The anomolies in following the Kerala High Court Judgment
Further, the Supreme Court reasoned that if the Kerala High Court's interpretation were accepted, it would lead to several anomolies, including the following:
The appointing authority would have to take into account vacancies which have arisen in the subsequent recruitment year, 2020, in making appointments for the recruitment year 2019. This, as a matter of first principle, is impermissible. The determination of probable vacancies for a particular year cannot cover, consistent with the mandate of Articles14 and 16, future vacancies of a subsequent year of selection.
Posts which have to be allocated for recruitment against the existing and anticipated vacancies for 2020 would have to be reduced by allocating them to recruitment year 2019. This would clearly be impermissible and bring uncertainty to the recruitment for subsequent years. It will cause serious prejudice to candidates who qualify in terms of eligibility during the recruitment process of 2020 by reducing the number of probable vacancies and adding them to the previous recruitment cycle.
Vacancies which have arisen during 2020 would be allocated to 2019. This could only be done if the vacancies for 2020 were anticipated to arise during 2019, which is not the case.
The High Court, on its administrative side, would have to carry out piece-meal training for candidates who are appointed to vacancies arising in the year after approval of the merit list. In this case, the approval of the Governor was received on 7 May 2020. If vacancies which arise between 7 May, 2020 and 6 May, 2021 are to be reckoned in making appointments for the 2019 process, the training of candidates who are appointed against the subsequent vacancies would take place piece-meal and in a sporadic manner after the initial batch of recruits has been sent on training.

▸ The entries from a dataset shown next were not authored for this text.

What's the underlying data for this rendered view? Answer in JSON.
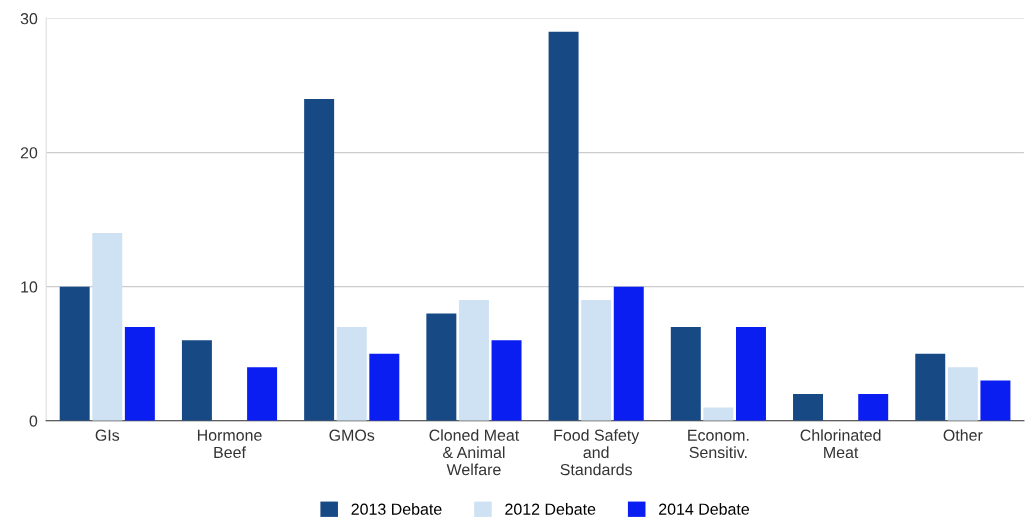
{
  "chart_data": {
    "type": "bar",
    "categories": [
      "GIs",
      "Hormone\nBeef",
      "GMOs",
      "Cloned Meat\n& Animal\nWelfare",
      "Food Safety\nand\nStandards",
      "Econom.\nSensitiv.",
      "Chlorinated\nMeat",
      "Other"
    ],
    "series": [
      {
        "name": "2013 Debate",
        "color": "#174a85",
        "values": [
          10,
          6,
          24,
          8,
          29,
          7,
          2,
          5
        ]
      },
      {
        "name": "2012 Debate",
        "color": "#cfe2f3",
        "values": [
          14,
          null,
          7,
          9,
          9,
          1,
          null,
          4
        ]
      },
      {
        "name": "2014 Debate",
        "color": "#0b1ef2",
        "values": [
          7,
          4,
          5,
          6,
          10,
          7,
          2,
          3
        ]
      }
    ],
    "ylim": [
      0,
      30
    ],
    "yticks": [
      0,
      10,
      20,
      30
    ],
    "grid": "y",
    "legend": "bottom"
  }
}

The Court also rejected the idea of recruiting judicial trainees contingent upon possible future vacancies arising, who may be paid a stipend until their appointment, terming the same plainly unacceptable, likely to cause serious discontent among candidates and a burden on the exchequer which will have to pay up the stipend.
Harmonising Rule 7 of the Kerala Judicial Service Rules with Malik Mazhar Sultan's case
Since Rule 7(1) of the 1991 rules did not define what was meant by "probable vacancies", the Supreme Court read in in light of the decision in Malik Mazhar Sultan's case, to rule that in determining the probable number of vacancies likely to be filled up, the High Court has to take into account:
The existing number of vacancies;
Anticipated vacancies during the year arising due to retirements and other exigencies of service including promotion, death and resignation; and
Some candidates are to be included in the wait-list.
"The ambit of the probable number of vacancies in Rule 7(1) must be based on this assessment. In fact, as noted earlier, this was exactly what was done by the appellant", the Supreme Court said.
The Court added that the delay in recruitments on account of the COVID-19 pandemic cannot be invoked by the 2019 candidates (respondents) to make any claim for appointment to the vacancies that arose in 2020.